Effects of All-Trans Retinoic Acid on the Laminin 1 Expression in Rat Hair Follicles.
- Author:
Ye Jin LEE
1
;
Se Hwee HWANG
;
Jai Mann LEW
;
Ho Sam JEONG
Author Information
1. Department of Plastic & Reconstructive Surgery, College of Medicine, Hanyang University, Seoul, Korea.
- Publication Type:Original Article
- Keywords:
Laminin;
All-trans retinoic acid
- MeSH:
Animals;
Basement Membrane;
Collagen Type IV;
Cytoplasm;
Fetus;
Fibroblasts;
Fibronectins;
Gene Expression;
Glycoproteins;
Hair Follicle*;
Hair*;
Heparan Sulfate Proteoglycans;
Laminin*;
Membranes;
Microscopy, Electron;
Physiology;
Pregnancy;
Rats*;
Skin;
Tretinoin*
- From:Journal of the Korean Society of Plastic and Reconstructive Surgeons
2002;29(5):455-463
- CountryRepublic of Korea
- Language:Korean
-
Abstract:
Laminins, a subset of glycoproteins, are main components of the basement membrane along with fibronectin, type IV collagen, and heparan sulfate proteoglycan and influence the biologic features, such as growth and polarization, of all tissues attached on the basement membrane. Although evidence has been suggested that laminins are involved in the process of hair follicle formation in mammalian skin tissues, the significance of laminin on the physiology of hair follicles remains to be fully understood. In this study, we assessed whether the distribution of laminin is associated with the growth of hair follicles and whether all-trans retinoic acid (RA), a stimulus of hair follicle growth, affects the expression profile of laminins. To observe the distribution of laminin varied depending on the developmental stages, fetuses(at day 20 of gestation) and pups(at day 1 and 3 after birth) of Sprague- Dawley rats were used. To examine the effect of RA, 5 days-old pups were administered with RA and their skin tissues were removed post mortem 2, 4, or 7 days later. Skin specimens were sectioned and observed using the immunohistochemical staining, immunogold staining for electron microscopy, and in situ RT-PCR assays.

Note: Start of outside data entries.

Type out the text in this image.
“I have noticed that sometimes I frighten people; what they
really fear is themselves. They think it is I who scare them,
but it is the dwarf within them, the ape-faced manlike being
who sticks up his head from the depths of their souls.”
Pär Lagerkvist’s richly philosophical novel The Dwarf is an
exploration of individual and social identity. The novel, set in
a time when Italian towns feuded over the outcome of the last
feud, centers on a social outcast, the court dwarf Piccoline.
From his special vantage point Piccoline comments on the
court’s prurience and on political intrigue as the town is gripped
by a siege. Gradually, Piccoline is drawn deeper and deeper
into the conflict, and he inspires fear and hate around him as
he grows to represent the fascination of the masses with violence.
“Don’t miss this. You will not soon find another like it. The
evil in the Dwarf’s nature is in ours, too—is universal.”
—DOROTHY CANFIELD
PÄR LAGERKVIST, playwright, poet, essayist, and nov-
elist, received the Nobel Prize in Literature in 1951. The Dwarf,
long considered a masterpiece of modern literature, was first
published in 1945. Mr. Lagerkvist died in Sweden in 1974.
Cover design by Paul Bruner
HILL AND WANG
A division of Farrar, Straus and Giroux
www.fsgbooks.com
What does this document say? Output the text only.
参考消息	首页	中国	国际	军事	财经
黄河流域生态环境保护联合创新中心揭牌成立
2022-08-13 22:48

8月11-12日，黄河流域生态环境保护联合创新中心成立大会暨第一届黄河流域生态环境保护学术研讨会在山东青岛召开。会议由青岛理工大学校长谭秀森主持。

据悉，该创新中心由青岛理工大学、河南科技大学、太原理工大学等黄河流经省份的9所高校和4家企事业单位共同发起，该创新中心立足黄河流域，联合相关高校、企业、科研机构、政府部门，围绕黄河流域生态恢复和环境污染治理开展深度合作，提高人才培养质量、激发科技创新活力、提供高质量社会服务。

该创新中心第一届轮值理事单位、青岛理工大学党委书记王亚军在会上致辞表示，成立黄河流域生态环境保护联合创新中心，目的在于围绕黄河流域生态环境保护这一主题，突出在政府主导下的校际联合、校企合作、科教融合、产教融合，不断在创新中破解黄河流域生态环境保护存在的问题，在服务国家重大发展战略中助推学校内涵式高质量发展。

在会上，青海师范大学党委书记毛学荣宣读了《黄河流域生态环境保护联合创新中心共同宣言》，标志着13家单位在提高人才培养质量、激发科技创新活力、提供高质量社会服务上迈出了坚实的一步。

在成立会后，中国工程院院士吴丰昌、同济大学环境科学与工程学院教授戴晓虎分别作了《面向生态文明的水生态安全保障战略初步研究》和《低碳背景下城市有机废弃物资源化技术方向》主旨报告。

In fetuses at day 20 of gestation and 1 and 3-days-old pups, the distribution of laminin within hair follicles was restricted in the cytoplasm of fibroblasts located in hair papilla and dermal root sheath, basement membrane, and glassy membrane. Following RA treatment for 2 and 4 days, laminin expression was increased in the basement membrane, glassy membrane, outer root sheath, and dermal root sheath in hair follicles. Following RA treatment for 2 and 4 days, the level of laminin was increased in fibroblasts and matrix cells present in hair follicles, as shown in immunogold staining. The expression of laminin at day 7 post administration with RA was decreased at the level comparable with that of untreated controls. In in situ RT-PCR assays, matrix cells in hair follicles exhibited an increase in the levels of laminin alpha1 and beta1 transcripts following RA administration. Thus, these results suggest that matrix cells play a role in the growth of hair by enhancing laminin gene expression and all-trans retinoic acid promotes this induction.